The downside of having suspension however is very much associated with its intended function. You see, the suspension is supposed to dissipate the incoming energy in a way that would’ve otherwise caused the bike to start bobbing or launch up in the air momentarily. Not to mention, that same force could’ve tendered up whatever part of your body was in contact with the bike and delivered damaging amounts of force to any parts that were in the direct impact zone of the force (like your back). On plane roads, suspension can absorb a lot of the force intended to move the bike forward since your pedal-stroke is provided with force to move the bike forward. That force is exerted downwards which can very likely be in the same vertical plane as the forces that, let’s say the front suspension, is supposed to absorb.

That being said, a lot of modern mountain bikes do come with ‘anti-bobbing’ designs that minimize that sort of loss.
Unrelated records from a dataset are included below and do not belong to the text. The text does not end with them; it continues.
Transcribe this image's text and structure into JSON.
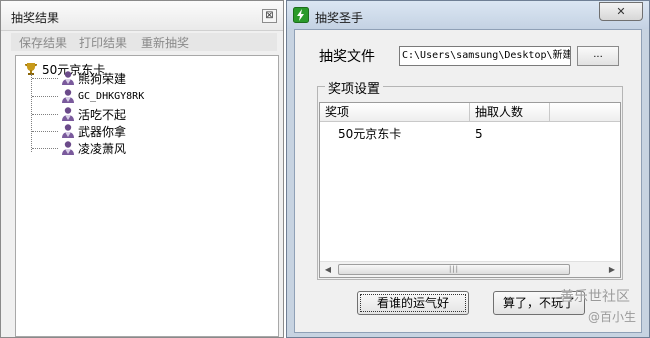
{
  "left_window": {
    "title": "抽奖结果",
    "close_label": "⊠",
    "toolbar": {
      "save_label": "保存结果",
      "print_label": "打印结果",
      "redraw_label": "重新抽奖"
    },
    "tree": {
      "root_label": "50元京东卡",
      "items": [
        {
          "label": "熊狗荣建"
        },
        {
          "label": "GC_DHKGY8RK"
        },
        {
          "label": "活吃不起"
        },
        {
          "label": "武器你拿"
        },
        {
          "label": "凌凌萧风"
        }
      ]
    }
  },
  "right_window": {
    "title": "抽奖圣手",
    "close_label": "✕",
    "file_label": "抽奖文件",
    "file_path": "C:\\Users\\samsung\\Desktop\\新建",
    "browse_label": "...",
    "group_label": "奖项设置",
    "columns": [
      "奖项",
      "抽取人数"
    ],
    "rows": [
      {
        "prize": "50元京东卡",
        "count": "5"
      }
    ],
    "scroll_left": "◀",
    "scroll_right": "▶",
    "scroll_grip": "|||",
    "primary_button": "看谁的运气好",
    "secondary_button": "算了，不玩了"
  },
  "watermark": {
    "line1": "善乐世社区",
    "line2": "@百小生"
  },
  "colors": {
    "window_frame": "#c7d3e1",
    "client_bg": "#f0f0f0",
    "trophy": "#c89a1a",
    "app_icon": "#2a9a2a"
  }
}
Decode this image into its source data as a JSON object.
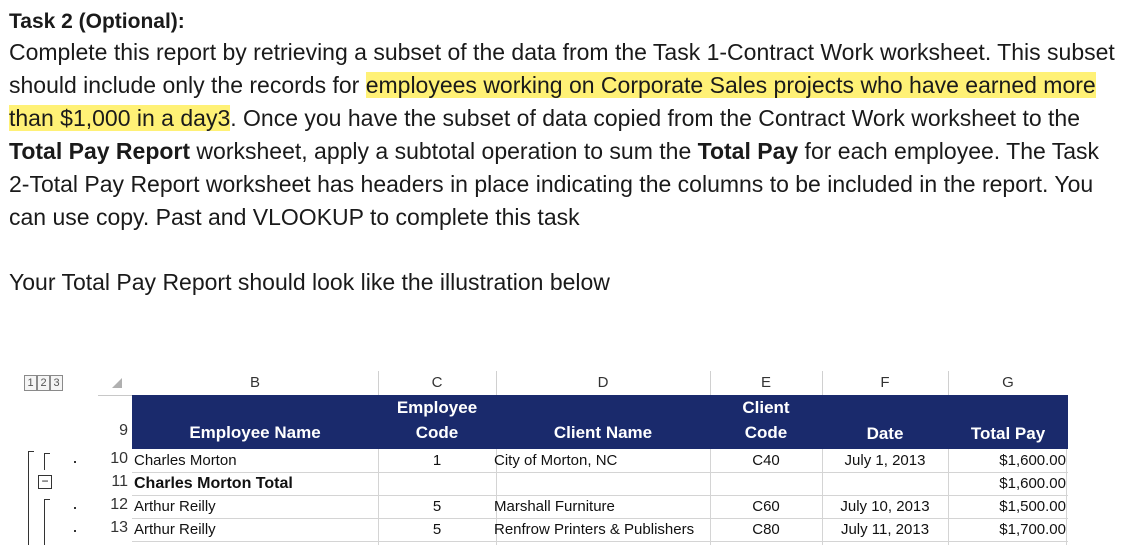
{
  "document": {
    "title": "Task 2 (Optional):",
    "paragraph": {
      "part1": "Complete this report by retrieving a subset of the data from the Task 1-Contract Work worksheet. This subset should include only the records for ",
      "highlight": "employees working on Corporate Sales projects who have earned more than $1,000 in a day3",
      "part2": ". Once you have the subset of data copied from the Contract Work worksheet to the ",
      "bold1": "Total Pay Report",
      "part3": " worksheet, apply a subtotal operation to sum the ",
      "bold2": "Total Pay",
      "part4": " for each employee. The Task 2-Total Pay Report worksheet has headers in place indicating the columns to be included in the report. You can use copy. Past and VLOOKUP to complete this task"
    },
    "illustration_caption": "Your Total Pay Report should look like the illustration below"
  },
  "sheet": {
    "outline_levels": [
      "1",
      "2",
      "3"
    ],
    "columns": [
      "B",
      "C",
      "D",
      "E",
      "F",
      "G"
    ],
    "header_row_number": "9",
    "headers": {
      "employee_name": "Employee Name",
      "employee_code_line1": "Employee",
      "employee_code_line2": "Code",
      "client_name": "Client Name",
      "client_code_line1": "Client",
      "client_code_line2": "Code",
      "date": "Date",
      "total_pay": "Total Pay"
    },
    "rows": [
      {
        "num": "10",
        "name": "Charles Morton",
        "emp_code": "1",
        "client": "City of Morton, NC",
        "client_code": "C40",
        "date": "July 1, 2013",
        "pay": "$1,600.00"
      },
      {
        "num": "11",
        "name": "Charles Morton Total",
        "emp_code": "",
        "client": "",
        "client_code": "",
        "date": "",
        "pay": "$1,600.00"
      },
      {
        "num": "12",
        "name": "Arthur Reilly",
        "emp_code": "5",
        "client": "Marshall Furniture",
        "client_code": "C60",
        "date": "July 10, 2013",
        "pay": "$1,500.00"
      },
      {
        "num": "13",
        "name": "Arthur Reilly",
        "emp_code": "5",
        "client": "Renfrow Printers & Publishers",
        "client_code": "C80",
        "date": "July 11, 2013",
        "pay": "$1,700.00"
      }
    ]
  }
}
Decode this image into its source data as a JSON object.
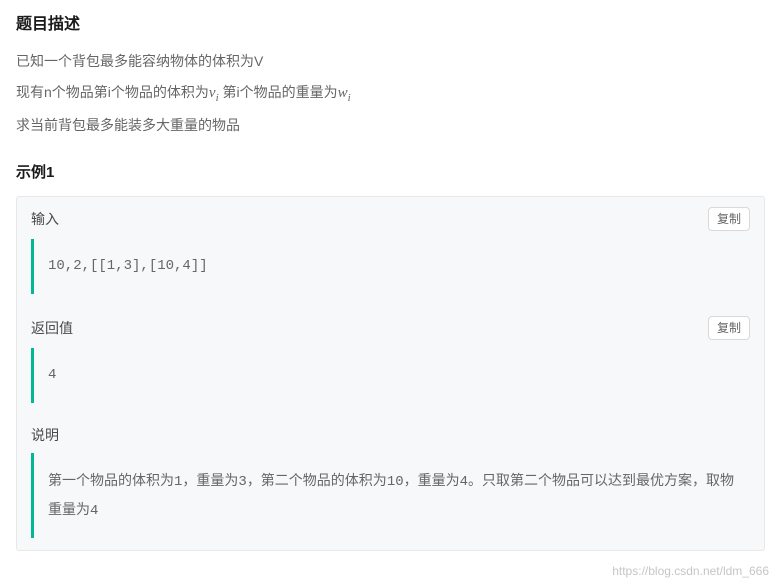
{
  "title": "题目描述",
  "description": {
    "line1_prefix": "已知一个背包最多能容纳物体的体积为V",
    "line2_a": "现有n个物品第i个物品的体积为",
    "line2_v": "v",
    "line2_vi": "i",
    "line2_b": " 第i个物品的重量为",
    "line2_w": "w",
    "line2_wi": "i",
    "line3": "求当前背包最多能装多大重量的物品"
  },
  "exampleTitle": "示例1",
  "sections": {
    "input": {
      "label": "输入",
      "copy": "复制",
      "content": "10,2,[[1,3],[10,4]]"
    },
    "output": {
      "label": "返回值",
      "copy": "复制",
      "content": "4"
    },
    "explain": {
      "label": "说明",
      "part1": "第一个物品的体积为",
      "v1": "1",
      "part2": "，重量为",
      "w1": "3",
      "part3": "，第二个物品的体积为",
      "v2": "10",
      "part4": "，重量为",
      "w2": "4",
      "part5": "。只取第二个物品可以达到最优方案，取物重量为",
      "ans": "4"
    }
  },
  "watermark": "https://blog.csdn.net/ldm_666"
}
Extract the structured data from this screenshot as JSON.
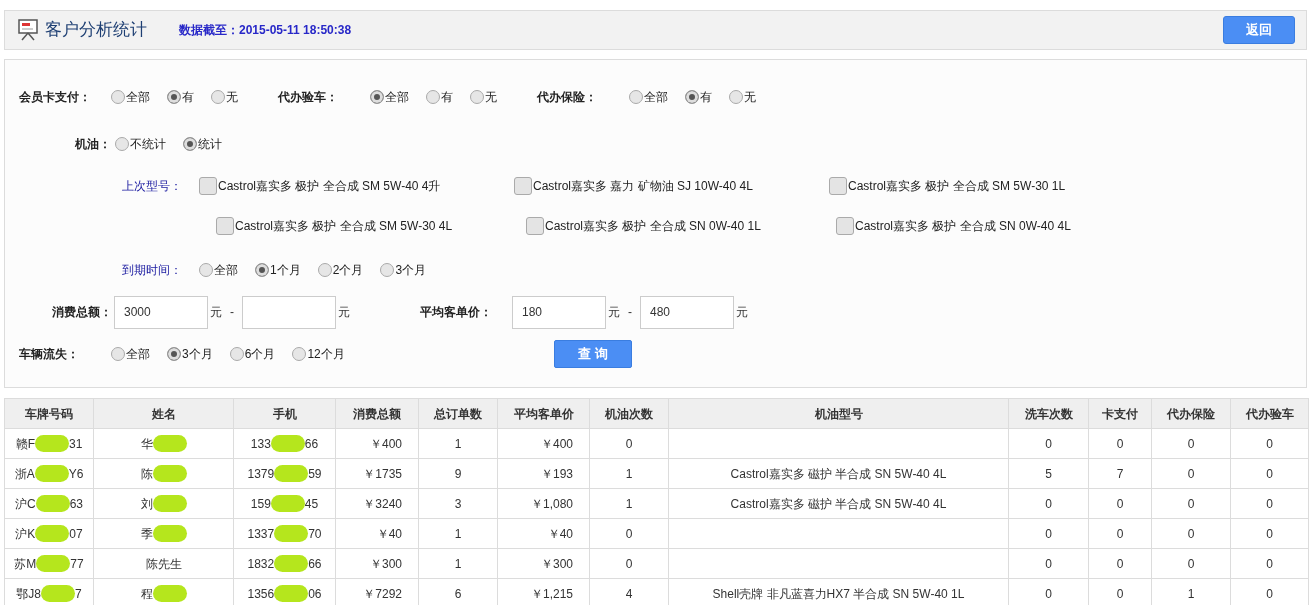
{
  "header": {
    "title": "客户分析统计",
    "data_as_of_label": "数据截至：",
    "data_as_of": "2015-05-11 18:50:38",
    "back_button": "返回"
  },
  "filters": {
    "top_row": [
      {
        "label": "会员卡支付：",
        "options": [
          {
            "label": "全部",
            "selected": false
          },
          {
            "label": "有",
            "selected": true
          },
          {
            "label": "无",
            "selected": false
          }
        ]
      },
      {
        "label": "代办验车：",
        "options": [
          {
            "label": "全部",
            "selected": true
          },
          {
            "label": "有",
            "selected": false
          },
          {
            "label": "无",
            "selected": false
          }
        ]
      },
      {
        "label": "代办保险：",
        "options": [
          {
            "label": "全部",
            "selected": false
          },
          {
            "label": "有",
            "selected": true
          },
          {
            "label": "无",
            "selected": false
          }
        ]
      }
    ],
    "engine_oil": {
      "label": "机油：",
      "options": [
        {
          "label": "不统计",
          "selected": false
        },
        {
          "label": "统计",
          "selected": true
        }
      ]
    },
    "last_model": {
      "label": "上次型号：",
      "rows": [
        [
          {
            "label": "Castrol嘉实多 极护 全合成 SM 5W-40 4升",
            "checked": false
          },
          {
            "label": "Castrol嘉实多 嘉力 矿物油 SJ 10W-40 4L",
            "checked": false
          },
          {
            "label": "Castrol嘉实多 极护 全合成 SM 5W-30 1L",
            "checked": false
          }
        ],
        [
          {
            "label": "Castrol嘉实多 极护 全合成 SM 5W-30 4L",
            "checked": false
          },
          {
            "label": "Castrol嘉实多 极护 全合成 SN 0W-40 1L",
            "checked": false
          },
          {
            "label": "Castrol嘉实多 极护 全合成 SN 0W-40 4L",
            "checked": false
          }
        ]
      ]
    },
    "expiry": {
      "label": "到期时间：",
      "options": [
        {
          "label": "全部",
          "selected": false
        },
        {
          "label": "1个月",
          "selected": true
        },
        {
          "label": "2个月",
          "selected": false
        },
        {
          "label": "3个月",
          "selected": false
        }
      ]
    },
    "total_spend": {
      "label": "消费总额：",
      "from": {
        "value": "3000",
        "unit": "元"
      },
      "separator": "-",
      "to": {
        "unit": "元"
      }
    },
    "average_price": {
      "label": "平均客单价：",
      "from": {
        "value": "180",
        "unit": "元"
      },
      "separator": "-",
      "to": {
        "value": "480",
        "unit": "元"
      }
    },
    "vehicle_churn": {
      "label": "车辆流失：",
      "options": [
        {
          "label": "全部",
          "selected": false
        },
        {
          "label": "3个月",
          "selected": true
        },
        {
          "label": "6个月",
          "selected": false
        },
        {
          "label": "12个月",
          "selected": false
        }
      ]
    },
    "query_button": "查 询"
  },
  "table": {
    "columns": [
      "车牌号码",
      "姓名",
      "手机",
      "消费总额",
      "总订单数",
      "平均客单价",
      "机油次数",
      "机油型号",
      "洗车次数",
      "卡支付",
      "代办保险",
      "代办验车"
    ],
    "rows": [
      [
        {
          "before": "赣F",
          "after": "31"
        },
        {
          "before": "华"
        },
        {
          "before": "133",
          "after": "66"
        },
        "￥400",
        "1",
        "￥400",
        "0",
        "",
        "0",
        "0",
        "0",
        "0"
      ],
      [
        {
          "before": "浙A",
          "after": "Y6"
        },
        {
          "before": "陈"
        },
        {
          "before": "1379",
          "after": "59"
        },
        "￥1735",
        "9",
        "￥193",
        "1",
        "Castrol嘉实多 磁护 半合成 SN 5W-40 4L",
        "5",
        "7",
        "0",
        "0"
      ],
      [
        {
          "before": "沪C",
          "after": "63"
        },
        {
          "before": "刘"
        },
        {
          "before": "159",
          "after": "45"
        },
        "￥3240",
        "3",
        "￥1,080",
        "1",
        "Castrol嘉实多 磁护 半合成 SN 5W-40 4L",
        "0",
        "0",
        "0",
        "0"
      ],
      [
        {
          "before": "沪K",
          "after": "07"
        },
        {
          "before": "季"
        },
        {
          "before": "1337",
          "after": "70"
        },
        "￥40",
        "1",
        "￥40",
        "0",
        "",
        "0",
        "0",
        "0",
        "0"
      ],
      [
        {
          "before": "苏M",
          "after": "77"
        },
        "陈先生",
        {
          "before": "1832",
          "after": "66"
        },
        "￥300",
        "1",
        "￥300",
        "0",
        "",
        "0",
        "0",
        "0",
        "0"
      ],
      [
        {
          "before": "鄂J8",
          "after": "7"
        },
        {
          "before": "程"
        },
        {
          "before": "1356",
          "after": "06"
        },
        "￥7292",
        "6",
        "￥1,215",
        "4",
        "Shell壳牌 非凡蓝喜力HX7 半合成 SN 5W-40 1L",
        "0",
        "0",
        "1",
        "0"
      ]
    ]
  }
}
Even better is the option to ‘lock-out’ your suspension which essentially locks the stanchions or the piston of the suspension taking away its ability to process all the forces that may be heading its way. It essentially becomes a rod.


How to make mountain bikes more efficient over longer distances on road?

So far we have somewhat established that mountain bikes are much more comfortable and efficient on terrains where the bike has to take a lot of abuse. The question of increasing efficiency comes in when you’re using a mountain bike on planar surfaces that don’t require heavy impact-absorption or a lot of traction. There are a couple of things that you can do to improve the efficiency of mountain bikes on smooth surfaces.

Swap Tires:

The first thing that you may want to do, especially if you’re mostly going to be using your mountain bike on paved roads, is to replace the bike’s default wider tires with slimmer tires with less grippy tread patterns. As mentioned earlier mountain bikes use wider tires with more intricate patterns in order to navigate the terrain better and provide enough traction for the rider to be comfortable on the ride. However, on smooth surfaces that traction is not required as much which will mean that the increased amount of traction will be more of a disadvantage than an advantage. So to get rid of the unwanted friction, the rider can replace the wider, grippier tires with thinner tires like those that can be seen on hybrid bikes.  Replacing your mountain bike’s tires with hybrid bike tires is a great way to enhance pedalling-efficiency if your bike is compatible with them.

Check the Tire Air Pressure:

The next thing you may want to do is pay more attention to increasing the tire pressure. The typical road bike and typical mountain bike tire pressures were mentioned above, which show the opposite extremes of bike tire pressures. Generally the higher the pressure, you can get on a plane surface, the better. This is because, on plane surfaces, you typically want to move at a faster pace rather than grip into the terrain for traction. Typical tire pressures of hybrid bikes can range from 40-70 psi. Increased tire pressure combined with the less grippy tread design on the tire should provide you with less friction then what you would experience with the wider tires that have more intricate tread patterns.

Play around with the Suspension to your liking:

Another thing you can do on a mountain bike is to tweak the suspension to your needs. If you are familiar with how suspension works and have been around mountain bikes you may know that some suspensions often have a switch to ‘lockout’ the suspension which essentially means that the pistons stop moving entirely, locking the suspension in its place. This can prevent pedal-bobbing to a great extent which should help in maximizing efficiency.